The paper examines the effects of iron toxicity on osteoblast functions. The scientific basis for this work comes from previous work showing patients with conditions of iron overload (as in thalassemia or hemochromatosis) have a higher incidence of osteoporosis (low bone mass) and fractures. The authors use a well characterized mouse osteoblastic cell line known as MC3T3-E1 to first carry out dose response to cytotoxicity and establish a dose response curve that is used throughout the paper (from 25 umolar to 200 umolar FAC). The MC3T3 were then exposed to different doses of FAC used to test the effects of iron (in the form of FAC) on intracellular LIP, ROS and Nox4 generation, Annexin V/PI, nuclear changes with Hoechst 33258, cell shrinkage and cell detachment. The expression of apopotisis related genes including BAX, Bcl-2 and caspace 3 all showed a dose dependent increase from iron exposures. The FAC also caused a decrease in MMP. Many of the observed changes in MC3T3-E1 outlined above could be reversed by application of NAC. While it would have been nice if an in vivo approach could be used to compliment the in vitro work described in the paper, the experiments that are shown are convincing and worth documenting. There were a number grammatical issues that are outlined as follows that the authors should review and revise in order to strengthen their presentation:
Line 137 change “certificate” to “verify”
Line 141, change “two cleans” to “two rinses/washes”
Line 142, its not needed to explain that Cal Zeiss is a German company
Line 227 change “instigated” to “induced”
Line 232 remove “suffered”
Line 237, rephrase “constraining”
Line 240 and 244 change “constrain/contrained” to “reduce/reduced”
Line 262 change “researches” to “research”
Line 284 change “osteoblast dysfunction under” to “osteoblast dysfunction with”

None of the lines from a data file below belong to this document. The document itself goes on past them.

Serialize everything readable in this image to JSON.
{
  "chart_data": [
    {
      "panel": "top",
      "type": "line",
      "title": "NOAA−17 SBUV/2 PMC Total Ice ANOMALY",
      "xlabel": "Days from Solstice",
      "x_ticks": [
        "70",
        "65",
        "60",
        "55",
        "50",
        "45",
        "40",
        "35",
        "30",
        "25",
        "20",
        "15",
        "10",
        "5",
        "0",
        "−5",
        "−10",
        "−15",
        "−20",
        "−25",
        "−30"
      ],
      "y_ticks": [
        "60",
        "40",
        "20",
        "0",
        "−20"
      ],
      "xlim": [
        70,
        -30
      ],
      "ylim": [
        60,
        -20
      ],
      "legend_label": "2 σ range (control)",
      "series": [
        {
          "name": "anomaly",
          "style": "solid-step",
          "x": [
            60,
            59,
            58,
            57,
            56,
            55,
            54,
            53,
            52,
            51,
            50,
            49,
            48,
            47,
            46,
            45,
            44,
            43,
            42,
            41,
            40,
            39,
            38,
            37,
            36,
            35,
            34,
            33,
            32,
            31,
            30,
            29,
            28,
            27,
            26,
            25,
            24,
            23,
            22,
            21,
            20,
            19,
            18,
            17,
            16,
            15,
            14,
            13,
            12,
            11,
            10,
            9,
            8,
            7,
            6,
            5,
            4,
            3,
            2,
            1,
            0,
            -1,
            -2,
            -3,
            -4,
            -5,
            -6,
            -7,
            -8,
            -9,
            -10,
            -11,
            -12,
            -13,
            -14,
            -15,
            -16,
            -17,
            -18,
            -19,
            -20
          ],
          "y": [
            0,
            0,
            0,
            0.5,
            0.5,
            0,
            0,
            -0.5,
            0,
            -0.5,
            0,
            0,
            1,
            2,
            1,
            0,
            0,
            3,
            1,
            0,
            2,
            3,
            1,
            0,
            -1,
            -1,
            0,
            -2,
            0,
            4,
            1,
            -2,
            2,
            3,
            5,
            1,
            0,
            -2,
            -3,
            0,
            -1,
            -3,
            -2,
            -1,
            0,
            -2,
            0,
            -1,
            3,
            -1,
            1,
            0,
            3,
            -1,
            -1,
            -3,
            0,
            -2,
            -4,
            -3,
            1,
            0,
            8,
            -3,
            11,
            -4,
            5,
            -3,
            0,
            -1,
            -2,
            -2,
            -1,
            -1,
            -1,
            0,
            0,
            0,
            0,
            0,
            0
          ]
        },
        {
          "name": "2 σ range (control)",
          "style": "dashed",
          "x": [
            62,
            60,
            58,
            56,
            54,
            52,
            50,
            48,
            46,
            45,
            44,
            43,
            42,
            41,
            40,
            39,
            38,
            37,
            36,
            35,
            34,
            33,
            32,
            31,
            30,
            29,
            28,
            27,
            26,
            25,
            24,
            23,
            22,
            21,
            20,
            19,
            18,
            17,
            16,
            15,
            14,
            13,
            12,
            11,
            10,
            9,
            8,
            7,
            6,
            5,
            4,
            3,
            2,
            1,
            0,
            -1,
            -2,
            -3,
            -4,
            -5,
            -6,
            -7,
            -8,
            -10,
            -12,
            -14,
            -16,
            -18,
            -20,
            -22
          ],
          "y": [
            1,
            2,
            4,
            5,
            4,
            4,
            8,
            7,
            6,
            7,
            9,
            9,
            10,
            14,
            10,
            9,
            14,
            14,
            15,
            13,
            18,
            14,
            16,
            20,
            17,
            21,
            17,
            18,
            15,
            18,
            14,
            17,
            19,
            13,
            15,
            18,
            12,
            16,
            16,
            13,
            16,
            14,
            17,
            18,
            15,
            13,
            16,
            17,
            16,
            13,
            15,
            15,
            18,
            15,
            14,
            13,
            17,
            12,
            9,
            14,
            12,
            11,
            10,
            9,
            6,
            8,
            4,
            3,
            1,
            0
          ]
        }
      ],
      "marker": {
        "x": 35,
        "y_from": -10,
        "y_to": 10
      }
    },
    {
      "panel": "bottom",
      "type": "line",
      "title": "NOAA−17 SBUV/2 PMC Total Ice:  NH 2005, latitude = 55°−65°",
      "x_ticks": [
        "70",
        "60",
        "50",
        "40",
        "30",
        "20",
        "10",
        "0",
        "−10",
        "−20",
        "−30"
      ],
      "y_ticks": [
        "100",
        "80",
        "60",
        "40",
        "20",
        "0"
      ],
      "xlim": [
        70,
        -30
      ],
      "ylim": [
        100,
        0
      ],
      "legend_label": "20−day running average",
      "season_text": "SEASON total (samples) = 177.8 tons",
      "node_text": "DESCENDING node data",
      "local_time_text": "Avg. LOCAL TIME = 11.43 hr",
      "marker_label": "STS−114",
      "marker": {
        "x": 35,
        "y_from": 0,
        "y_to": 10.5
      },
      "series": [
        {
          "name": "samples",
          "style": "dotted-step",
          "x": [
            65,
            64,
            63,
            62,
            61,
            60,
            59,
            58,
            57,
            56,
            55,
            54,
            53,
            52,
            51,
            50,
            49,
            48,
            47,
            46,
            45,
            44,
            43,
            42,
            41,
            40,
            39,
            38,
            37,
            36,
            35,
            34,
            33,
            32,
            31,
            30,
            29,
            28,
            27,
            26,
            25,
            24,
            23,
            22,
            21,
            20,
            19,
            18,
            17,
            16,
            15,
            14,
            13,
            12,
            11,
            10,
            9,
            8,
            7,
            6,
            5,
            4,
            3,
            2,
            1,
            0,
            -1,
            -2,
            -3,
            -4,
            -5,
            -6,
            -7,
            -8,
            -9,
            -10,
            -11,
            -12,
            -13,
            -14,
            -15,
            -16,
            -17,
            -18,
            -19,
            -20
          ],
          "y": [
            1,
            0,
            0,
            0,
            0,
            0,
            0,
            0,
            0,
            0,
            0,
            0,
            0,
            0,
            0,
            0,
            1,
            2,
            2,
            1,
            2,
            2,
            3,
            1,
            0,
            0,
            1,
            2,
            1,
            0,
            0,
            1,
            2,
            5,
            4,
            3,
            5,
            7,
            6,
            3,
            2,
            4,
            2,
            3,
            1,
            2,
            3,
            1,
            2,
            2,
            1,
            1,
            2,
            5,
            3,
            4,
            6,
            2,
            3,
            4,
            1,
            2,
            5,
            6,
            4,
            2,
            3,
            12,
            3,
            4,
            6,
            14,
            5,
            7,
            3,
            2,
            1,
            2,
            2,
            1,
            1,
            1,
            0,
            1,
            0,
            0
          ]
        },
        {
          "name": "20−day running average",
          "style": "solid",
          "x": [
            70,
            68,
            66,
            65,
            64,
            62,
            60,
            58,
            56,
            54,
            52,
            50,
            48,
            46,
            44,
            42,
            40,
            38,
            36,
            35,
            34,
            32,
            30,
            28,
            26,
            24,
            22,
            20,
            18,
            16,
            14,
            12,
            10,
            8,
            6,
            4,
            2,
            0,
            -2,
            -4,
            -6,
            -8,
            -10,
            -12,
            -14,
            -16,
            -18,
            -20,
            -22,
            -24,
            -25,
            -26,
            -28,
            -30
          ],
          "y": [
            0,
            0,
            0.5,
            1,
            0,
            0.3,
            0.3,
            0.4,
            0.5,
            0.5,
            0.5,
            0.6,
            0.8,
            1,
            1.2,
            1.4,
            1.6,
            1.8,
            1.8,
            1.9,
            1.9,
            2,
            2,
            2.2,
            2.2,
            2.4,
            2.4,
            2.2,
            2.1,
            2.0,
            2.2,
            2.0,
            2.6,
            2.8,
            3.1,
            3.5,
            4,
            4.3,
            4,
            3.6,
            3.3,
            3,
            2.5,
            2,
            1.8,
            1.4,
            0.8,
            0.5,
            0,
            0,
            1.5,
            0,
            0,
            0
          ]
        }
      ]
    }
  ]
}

line 304 rephrase “detrimental”
Line 317 change “leaded” to “led”
Line 318 change “were” to “was”
Overall the paper is well-written, with sufficient introduction and background information.
Tian at al sets out to investigate the effect of iron-overload on osteoblast apoptosis in a cell line in vitro. Although the study is well-designed and excecuted, there are a few additional experiments that would should be added before acceptance for publication. See below.
The data presented here is statistically sound and controlled.
1. Please provide a time course between 24 and 120 hours (48, 72, 96).
2. The authors speculate that apoptosis induced by iron in this in vitro assay may serve as an explanation for osteoporosis in chronic iron overload states. I find this a bit of a stretch. The changes seen in vitro are rather acute compared to chronic exposure to soluble iron in an in vivo setting over the course of several years. Although not perfect, a better model may be to see how chronic (4-8 weeks) addition of lower level of iron to the cell culture may effect cell survival, CFU efficiency etc.
3. It would be interesting to see how iron effects primary mesenchymal stem cell derived osteoblast survival.
4. An even more relevant experiment would be to explore the effect of iron on bone formation in vitro. Alizarin-red staining may be quantified.
4. The authors explore the role of NOX4 in iron mediated oxidative stress. Any role for dual oxidases (DUOX)?